Schoenfield: I never understood the lack of support for Jeff Kent, who barely made it to 30% after eight votes. I’m not saying he should be a lock or anything, but he hit 377 home runs, did over 1,500 games (including eight seasons with 100-RBI), won the MVP title and played until he was 40. Historically, voters like longevity, but that hasn’t won Kent enough support. And his defense wasn’t as bad as everyone says.
Doolittle: I wasn’t surprised by anything, but I think the increased support of Billy Wagner makes me think, in a positive way. The criteria for an exception remain unexplained, and I hate to make that argument, but if some of the other exceptions that have done so were valid, it’s hard to argue that Wagner is not.
Who is a player on the ballot that you think was underestimated by voters?
Gonzalez: I don’t know if Bobby Abreu is really a Hall of Famer, but he’s closer than you think – and he’s constantly underrated. This man struck out six times over 300, collected at least 20 home runs and 25 stolen bases each nine times, walked at least 100 times and reached at least 140 games 14 times. In 12 years, from 1998 to 2009, Abreu had the eighth-best batting average of any position player. However, he only made it to two All-Star teams. And today, for the second year on the ballot, it has received only 8.7% support.
Where will the best available players meet? Our experts give their opinion.

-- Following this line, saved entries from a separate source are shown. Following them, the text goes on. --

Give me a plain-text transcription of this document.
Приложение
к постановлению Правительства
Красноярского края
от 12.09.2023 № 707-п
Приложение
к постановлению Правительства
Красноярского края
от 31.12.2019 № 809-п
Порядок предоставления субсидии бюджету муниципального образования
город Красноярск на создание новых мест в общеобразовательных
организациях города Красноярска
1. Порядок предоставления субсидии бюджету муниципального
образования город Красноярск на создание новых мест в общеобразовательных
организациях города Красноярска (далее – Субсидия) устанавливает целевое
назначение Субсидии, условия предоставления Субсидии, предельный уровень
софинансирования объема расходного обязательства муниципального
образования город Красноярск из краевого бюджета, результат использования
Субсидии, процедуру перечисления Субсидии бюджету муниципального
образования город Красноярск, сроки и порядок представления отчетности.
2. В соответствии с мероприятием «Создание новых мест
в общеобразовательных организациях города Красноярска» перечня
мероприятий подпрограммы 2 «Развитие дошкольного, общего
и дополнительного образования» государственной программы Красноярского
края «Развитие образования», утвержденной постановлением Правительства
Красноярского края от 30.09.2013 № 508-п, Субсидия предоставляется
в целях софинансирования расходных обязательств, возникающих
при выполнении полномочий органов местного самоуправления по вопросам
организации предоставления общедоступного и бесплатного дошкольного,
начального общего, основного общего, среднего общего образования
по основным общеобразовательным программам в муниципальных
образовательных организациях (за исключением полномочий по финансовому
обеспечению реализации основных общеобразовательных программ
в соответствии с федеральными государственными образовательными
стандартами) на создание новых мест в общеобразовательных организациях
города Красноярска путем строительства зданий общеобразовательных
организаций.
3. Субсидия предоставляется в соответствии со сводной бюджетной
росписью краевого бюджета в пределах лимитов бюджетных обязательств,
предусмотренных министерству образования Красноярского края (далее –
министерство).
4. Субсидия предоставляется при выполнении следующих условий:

Winners in the offseason, losers so far.
Schoenfield: Besides Kent, I’m going for Andy Pettit. Again, he’s hard to beat, and I understand that he’s been a regular and solid collector rather than a dominant ace, but 60.7 career WAR puts him on the verge of being a good candidate. And when you consider his postseason numbers (19-11, 3.81 ERA, five World Series titles), you’d think a key figure in this Yankee dynasty would get more than 16% of the vote.
Doolittle: Stolen is almost in my head, and it’s great to see that the others are working on it too. All the others, I would say, are underestimated, it seems, because of the symbol clause.
Based on these results, do you think any of these actors will be present next year?
Schoenfield: I’d say shilling, but a motion to withdraw from the balloting pretty much eliminates any possibility of promotion in the past year, whether the Hall of Fame honors him or not.
Gonzalez: Schilling would have been my answer before he asked to be eliminated in his senior year (16 votes is pretty easy to calculate, especially when political tensions are – hopefully – not that high). Ultimately, I think Rolen gets in, but I’m not sure he can make the jump to 75% next year. I see several members of the Hall of Famers on the ballots this year, but I’m not sure any of them will end up being admitted.
Doolittle: I think Rolen will, if only because of his momentum and lack of electoral competition.
But the best players on the ballot…. It’s hard to estimate how enough voters will change their minds at this stage to make a difference next year.